Home | About | Sematext search-lucene.com search-hadoop.com
 Search Hadoop and all its subprojects:

Switch to Plain View
Flume >> mail # user >> flume non-duplication guarantees?

Stern, Mark 2012-07-26, 05:51
Jarek Jarcec Cecho 2012-07-26, 15:15
Stern, Mark 2012-07-26, 15:53
Copy link to this message
Re: flume non-duplication guarantees?
Could you please create a JIRA for this issue? Please describe your case, attach all configuration files and commands that you've used.

I'm sure that someone will check it out sooner or later.

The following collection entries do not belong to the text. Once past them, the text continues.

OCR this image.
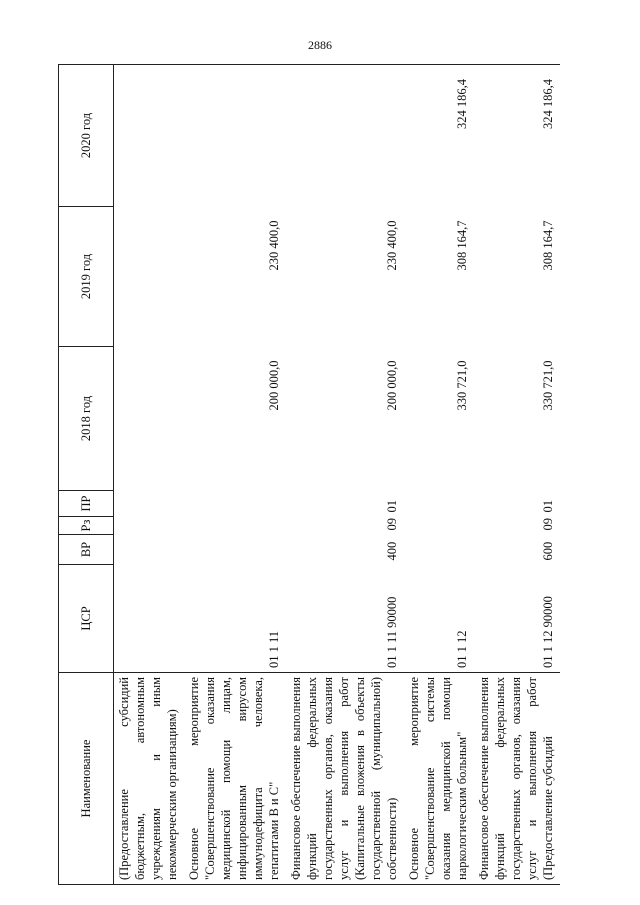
2886
Наименование	ЦСР	ВР	Рз	ПР	2018 год	2019 год	2020 год
(Предоставление субсидий бюджетным, автономным учреждениям и иным некоммерческим организациям)							
Основное мероприятие "Совершенствование оказания медицинской помощи лицам, инфицированным вирусом иммунодефицита человека, гепатитами В и С"	01 1 11				200 000,0	230 400,0	
Финансовое обеспечение выполнения функций федеральных государственных органов, оказания услуг и выполнения работ (Капитальные вложения в объекты государственной (муниципальной) собственности)	01 1 11 90000	400	09	01	200 000,0	230 400,0	
Основное мероприятие "Совершенствование системы оказания медицинской помощи наркологическим больным"	01 1 12				330 721,0	308 164,7	324 186,4
Финансовое обеспечение выполнения функций федеральных государственных органов, оказания услуг и выполнения работ (Предоставление субсидий	01 1 12 90000	600	09	01	330 721,0	308 164,7	324 186,4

On Jul 26, 2012, at 5:53 PM, Stern, Mark wrote:

> A, B and C are all using 1.2.0.
> D is using 1.1.0 (because D has an HDFS sink and I am using an old version of hadoop).
> ________________________________________
> From: Jarek Jarcec Cecho [[EMAIL PROTECTED]]
> Sent: Thursday, July 26, 2012 6:15 PM
> Subject: Re: flume non-duplication guarantees?
> What version of flume were you using Mark?
> Based on the "end-to-end configuration" , I would say that you're using old flume (version 0.9.x). If that is true, than the duplicity is unfortunately known flow. We've significantly redesigned flume in 1.x (known as flume-ng) to avoid such issues.
> Jarcec
> On Jul 26, 2012, at 7:51 AM, Stern, Mark wrote:
>> I was testing flume in an end-to-end configuration where A can send to D
>> via B or C. A, B, C and D are all flume agents with file channels. In
>> the course of the test, I killed and restarted B and C. At the end of
>> the test. I found that all the events reached D, but 100
>> events (that is my batch size on the avro sinks) were duplicated.
>> Is this expected (or at least accepted) behaviour?
>> Thanks,
>> Mark Stern